On the 11th, SK Energy announced that it signed a contract on the 10th to supply more than 20,000 tons of SAF to Cathay Pacific Airways, a Hong Kong-based airline, by 2027. Previously, Cathay Pacific had been supplied with jet fuel from SK Energy for the past 10 years, and since November last year, all aircraft departing from Incheon International Airport have been fueled with SAF supplied by SK Energy.
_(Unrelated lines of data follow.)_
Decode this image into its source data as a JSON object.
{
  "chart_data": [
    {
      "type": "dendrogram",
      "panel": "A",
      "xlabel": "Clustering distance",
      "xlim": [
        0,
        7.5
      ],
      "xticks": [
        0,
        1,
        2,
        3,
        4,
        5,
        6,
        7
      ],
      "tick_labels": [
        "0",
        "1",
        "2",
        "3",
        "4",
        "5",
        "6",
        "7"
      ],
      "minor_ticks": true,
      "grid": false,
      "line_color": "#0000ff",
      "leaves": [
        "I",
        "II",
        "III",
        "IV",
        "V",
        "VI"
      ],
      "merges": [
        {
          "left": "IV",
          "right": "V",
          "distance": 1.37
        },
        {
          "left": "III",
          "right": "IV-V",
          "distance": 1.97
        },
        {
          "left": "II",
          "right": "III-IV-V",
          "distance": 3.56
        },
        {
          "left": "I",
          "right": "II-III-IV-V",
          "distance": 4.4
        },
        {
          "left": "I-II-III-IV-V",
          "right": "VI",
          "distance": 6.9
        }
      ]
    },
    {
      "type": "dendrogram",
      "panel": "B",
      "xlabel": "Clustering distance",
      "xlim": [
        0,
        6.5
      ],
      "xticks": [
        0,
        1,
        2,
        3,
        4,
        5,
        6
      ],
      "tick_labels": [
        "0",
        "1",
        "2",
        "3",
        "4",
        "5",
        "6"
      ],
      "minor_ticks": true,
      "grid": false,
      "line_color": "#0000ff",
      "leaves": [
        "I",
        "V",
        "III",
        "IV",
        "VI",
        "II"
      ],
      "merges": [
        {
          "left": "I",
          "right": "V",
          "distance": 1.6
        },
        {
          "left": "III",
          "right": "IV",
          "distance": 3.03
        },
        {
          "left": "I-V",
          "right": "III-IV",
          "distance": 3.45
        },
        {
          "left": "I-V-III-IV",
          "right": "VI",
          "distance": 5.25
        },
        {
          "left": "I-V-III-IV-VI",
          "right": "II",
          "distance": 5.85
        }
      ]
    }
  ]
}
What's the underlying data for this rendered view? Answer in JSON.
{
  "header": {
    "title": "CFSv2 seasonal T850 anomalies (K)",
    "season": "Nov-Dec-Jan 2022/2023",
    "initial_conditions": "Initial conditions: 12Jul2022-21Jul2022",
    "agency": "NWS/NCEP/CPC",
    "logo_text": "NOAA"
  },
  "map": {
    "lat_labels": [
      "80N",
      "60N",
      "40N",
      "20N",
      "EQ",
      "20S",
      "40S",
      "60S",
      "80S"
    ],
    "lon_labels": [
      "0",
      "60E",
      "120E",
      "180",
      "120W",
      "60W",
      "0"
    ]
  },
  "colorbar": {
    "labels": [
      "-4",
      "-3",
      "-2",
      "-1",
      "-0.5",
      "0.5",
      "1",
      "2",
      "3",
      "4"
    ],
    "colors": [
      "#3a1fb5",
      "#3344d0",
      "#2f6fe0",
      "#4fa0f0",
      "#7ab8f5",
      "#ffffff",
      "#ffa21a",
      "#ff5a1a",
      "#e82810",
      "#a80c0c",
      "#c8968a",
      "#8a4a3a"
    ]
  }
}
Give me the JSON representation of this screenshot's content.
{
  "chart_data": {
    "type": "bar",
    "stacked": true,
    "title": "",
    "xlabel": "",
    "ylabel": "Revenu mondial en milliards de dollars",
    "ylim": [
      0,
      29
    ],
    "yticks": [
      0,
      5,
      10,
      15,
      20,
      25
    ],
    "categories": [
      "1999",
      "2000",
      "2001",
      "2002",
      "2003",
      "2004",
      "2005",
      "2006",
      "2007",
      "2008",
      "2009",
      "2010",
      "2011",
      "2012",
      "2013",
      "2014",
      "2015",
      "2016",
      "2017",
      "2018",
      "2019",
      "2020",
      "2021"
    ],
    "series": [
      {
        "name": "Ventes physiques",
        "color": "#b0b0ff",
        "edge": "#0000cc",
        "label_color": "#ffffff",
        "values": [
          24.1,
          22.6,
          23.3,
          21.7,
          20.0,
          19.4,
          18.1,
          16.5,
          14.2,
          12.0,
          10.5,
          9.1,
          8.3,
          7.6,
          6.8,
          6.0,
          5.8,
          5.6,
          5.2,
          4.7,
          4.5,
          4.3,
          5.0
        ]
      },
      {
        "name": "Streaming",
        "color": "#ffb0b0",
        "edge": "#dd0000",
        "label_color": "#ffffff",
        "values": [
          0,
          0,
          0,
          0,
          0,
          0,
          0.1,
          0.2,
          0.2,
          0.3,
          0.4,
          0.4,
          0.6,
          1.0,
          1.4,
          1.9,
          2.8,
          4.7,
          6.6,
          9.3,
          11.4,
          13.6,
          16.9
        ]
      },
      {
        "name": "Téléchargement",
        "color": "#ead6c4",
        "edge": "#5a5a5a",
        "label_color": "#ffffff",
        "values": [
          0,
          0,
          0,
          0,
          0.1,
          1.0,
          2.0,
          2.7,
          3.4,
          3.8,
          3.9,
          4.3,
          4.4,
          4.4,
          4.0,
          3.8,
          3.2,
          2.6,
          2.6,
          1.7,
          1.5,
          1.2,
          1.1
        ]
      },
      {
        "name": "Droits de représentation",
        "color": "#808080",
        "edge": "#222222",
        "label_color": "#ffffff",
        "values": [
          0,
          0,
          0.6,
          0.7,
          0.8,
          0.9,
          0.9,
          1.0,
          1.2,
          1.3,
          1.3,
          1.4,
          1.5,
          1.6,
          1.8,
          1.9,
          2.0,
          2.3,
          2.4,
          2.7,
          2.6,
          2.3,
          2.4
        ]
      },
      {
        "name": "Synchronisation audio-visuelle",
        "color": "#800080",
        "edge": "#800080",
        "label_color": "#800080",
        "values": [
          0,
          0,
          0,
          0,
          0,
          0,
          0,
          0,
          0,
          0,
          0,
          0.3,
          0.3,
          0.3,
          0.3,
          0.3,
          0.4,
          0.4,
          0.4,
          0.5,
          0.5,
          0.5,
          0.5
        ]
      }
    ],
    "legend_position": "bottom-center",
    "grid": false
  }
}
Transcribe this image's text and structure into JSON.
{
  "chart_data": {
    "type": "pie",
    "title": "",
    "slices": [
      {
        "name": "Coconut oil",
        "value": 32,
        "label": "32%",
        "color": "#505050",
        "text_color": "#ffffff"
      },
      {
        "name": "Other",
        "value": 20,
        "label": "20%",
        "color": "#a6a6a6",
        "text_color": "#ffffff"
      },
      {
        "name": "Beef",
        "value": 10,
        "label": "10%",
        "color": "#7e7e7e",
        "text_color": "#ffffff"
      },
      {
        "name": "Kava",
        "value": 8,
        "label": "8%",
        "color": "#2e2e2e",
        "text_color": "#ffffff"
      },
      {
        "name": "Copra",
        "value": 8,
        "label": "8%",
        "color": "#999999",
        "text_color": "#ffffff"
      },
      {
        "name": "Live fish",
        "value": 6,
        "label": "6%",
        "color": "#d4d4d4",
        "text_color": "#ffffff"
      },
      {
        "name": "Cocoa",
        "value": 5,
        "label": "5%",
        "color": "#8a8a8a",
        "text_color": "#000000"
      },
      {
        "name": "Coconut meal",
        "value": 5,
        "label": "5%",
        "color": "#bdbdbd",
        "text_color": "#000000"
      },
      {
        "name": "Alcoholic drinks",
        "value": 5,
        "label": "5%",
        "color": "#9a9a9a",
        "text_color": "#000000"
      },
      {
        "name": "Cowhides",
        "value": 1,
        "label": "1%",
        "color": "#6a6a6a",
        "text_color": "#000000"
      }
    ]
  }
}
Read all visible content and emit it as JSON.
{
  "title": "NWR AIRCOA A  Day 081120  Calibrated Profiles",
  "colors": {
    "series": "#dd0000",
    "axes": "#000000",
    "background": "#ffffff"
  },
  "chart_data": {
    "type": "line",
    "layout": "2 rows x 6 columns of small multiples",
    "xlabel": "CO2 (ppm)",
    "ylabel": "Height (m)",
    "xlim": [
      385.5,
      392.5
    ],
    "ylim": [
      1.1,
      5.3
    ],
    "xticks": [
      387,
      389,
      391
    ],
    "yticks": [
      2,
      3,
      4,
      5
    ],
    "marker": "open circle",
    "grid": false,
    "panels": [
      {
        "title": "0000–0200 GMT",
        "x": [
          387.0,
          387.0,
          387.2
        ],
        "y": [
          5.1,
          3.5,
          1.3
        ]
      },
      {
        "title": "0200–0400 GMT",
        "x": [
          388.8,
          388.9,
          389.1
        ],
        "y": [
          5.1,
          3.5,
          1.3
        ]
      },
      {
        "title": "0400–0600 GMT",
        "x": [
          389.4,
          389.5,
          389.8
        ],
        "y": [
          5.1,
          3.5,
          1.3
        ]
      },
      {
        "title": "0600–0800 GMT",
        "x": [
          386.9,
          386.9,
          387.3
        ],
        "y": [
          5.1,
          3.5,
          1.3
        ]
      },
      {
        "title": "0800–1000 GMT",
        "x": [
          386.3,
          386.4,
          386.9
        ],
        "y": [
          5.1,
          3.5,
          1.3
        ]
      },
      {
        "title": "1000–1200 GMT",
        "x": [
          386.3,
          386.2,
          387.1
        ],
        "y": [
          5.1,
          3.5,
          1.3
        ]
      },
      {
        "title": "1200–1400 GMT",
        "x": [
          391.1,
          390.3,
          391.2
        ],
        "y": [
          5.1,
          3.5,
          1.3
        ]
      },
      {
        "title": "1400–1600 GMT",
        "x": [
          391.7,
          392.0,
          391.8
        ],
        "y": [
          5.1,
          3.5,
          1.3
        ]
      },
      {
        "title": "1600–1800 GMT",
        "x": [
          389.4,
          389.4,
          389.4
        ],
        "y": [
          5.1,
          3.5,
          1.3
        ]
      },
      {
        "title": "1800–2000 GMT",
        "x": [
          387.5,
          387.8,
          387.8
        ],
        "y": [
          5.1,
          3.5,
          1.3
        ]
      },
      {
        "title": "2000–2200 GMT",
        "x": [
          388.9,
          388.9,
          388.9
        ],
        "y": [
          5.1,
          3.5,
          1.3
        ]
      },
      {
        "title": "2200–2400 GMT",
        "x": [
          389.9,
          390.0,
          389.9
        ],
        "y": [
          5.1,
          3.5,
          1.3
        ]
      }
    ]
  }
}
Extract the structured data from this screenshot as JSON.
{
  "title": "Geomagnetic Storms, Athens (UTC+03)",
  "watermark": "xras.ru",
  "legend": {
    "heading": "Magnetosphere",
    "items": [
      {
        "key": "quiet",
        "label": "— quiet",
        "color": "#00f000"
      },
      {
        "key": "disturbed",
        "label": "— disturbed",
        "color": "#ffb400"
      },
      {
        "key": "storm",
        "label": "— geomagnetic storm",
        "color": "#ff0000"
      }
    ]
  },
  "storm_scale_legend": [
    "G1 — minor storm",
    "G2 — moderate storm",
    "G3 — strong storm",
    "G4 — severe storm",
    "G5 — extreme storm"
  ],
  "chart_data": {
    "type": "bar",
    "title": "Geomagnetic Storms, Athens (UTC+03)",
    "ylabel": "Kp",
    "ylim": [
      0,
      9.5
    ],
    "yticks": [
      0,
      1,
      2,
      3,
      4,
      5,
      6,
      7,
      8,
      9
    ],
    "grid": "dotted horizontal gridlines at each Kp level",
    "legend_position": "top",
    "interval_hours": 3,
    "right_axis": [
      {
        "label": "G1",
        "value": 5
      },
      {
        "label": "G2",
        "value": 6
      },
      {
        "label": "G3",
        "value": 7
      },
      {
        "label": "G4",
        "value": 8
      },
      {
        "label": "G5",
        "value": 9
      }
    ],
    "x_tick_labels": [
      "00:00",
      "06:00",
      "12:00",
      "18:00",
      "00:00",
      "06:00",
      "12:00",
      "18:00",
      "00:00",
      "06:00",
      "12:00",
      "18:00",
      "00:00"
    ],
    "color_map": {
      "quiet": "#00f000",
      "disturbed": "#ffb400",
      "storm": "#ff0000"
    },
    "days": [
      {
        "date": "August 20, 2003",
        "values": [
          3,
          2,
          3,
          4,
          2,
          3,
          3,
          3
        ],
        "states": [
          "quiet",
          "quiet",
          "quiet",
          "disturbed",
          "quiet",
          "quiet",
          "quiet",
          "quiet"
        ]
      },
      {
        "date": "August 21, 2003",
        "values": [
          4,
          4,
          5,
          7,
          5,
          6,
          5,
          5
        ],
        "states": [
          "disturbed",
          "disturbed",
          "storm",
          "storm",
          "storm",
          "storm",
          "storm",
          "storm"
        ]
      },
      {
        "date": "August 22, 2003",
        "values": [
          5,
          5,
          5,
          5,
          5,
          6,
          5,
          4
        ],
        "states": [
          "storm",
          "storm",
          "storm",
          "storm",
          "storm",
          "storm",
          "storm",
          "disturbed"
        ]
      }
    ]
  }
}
Based on their amicable relationship, the two companies plan to expand the routes using SAF in the future.

"Now Even Airplanes Are Eco-Friendly"… SK Energy Supplies Large Amounts of SAF to Hong Kong National Airline Lee Young-chul, Head of Marketing Division at SK Energy (left), and Alex McGowan, Chief Operating and Service Officer at Cathay Pacific Airways (right), signed a sustainable aviation fuel (SAF) supply contract the previous day (10th) at Cathay Pacific Airways headquarters located on Chek Lap Kok Island, Hong Kong. Photo by SK Innovation

After exporting SAF to Europe in January, SK Energy entered the Asia-Pacific market in just over two months. The Asia-Pacific region is the largest hub market, accounting for more than 80% of domestic refiners' export volumes. Hong Kong Chek Lap Kok International Airport functioned as a major transfer hub in the Asia-Pacific region, ranking 5th worldwide in passenger numbers last year. Accordingly, SK Energy has set a policy to accelerate its penetration into the Asia-Pacific SAF market through this supply contract.


SK Energy has established the fastest large-scale production system domestically. In September last year, SK Energy completed production lines capable of producing low-carbon products, including SAF, at an annual level of 100,000 tons.


Global SAF demand has continuously grown since 2021, when the International Air Transport Association (IATA) passed a resolution to reduce the aviation industry's carbon dioxide emissions by 50% by 2050 compared to 2005. The European Union (EU) has mandated a 2% SAF blending rate starting this year and plans to increase the mandatory blending rate to 6% by 2030 and 70% by 2050. The United States has set a goal to replace all jet fuel with SAF by 2050.


Lee Young-chul, Head of Marketing at SK Energy, said, "We will closely monitor market conditions such as domestic and international SAF policy changes and demand fluctuations," adding, "By cooperating with various strategic partners, including Cathay Pacific Airways, we will build a stable global SAF supply chain."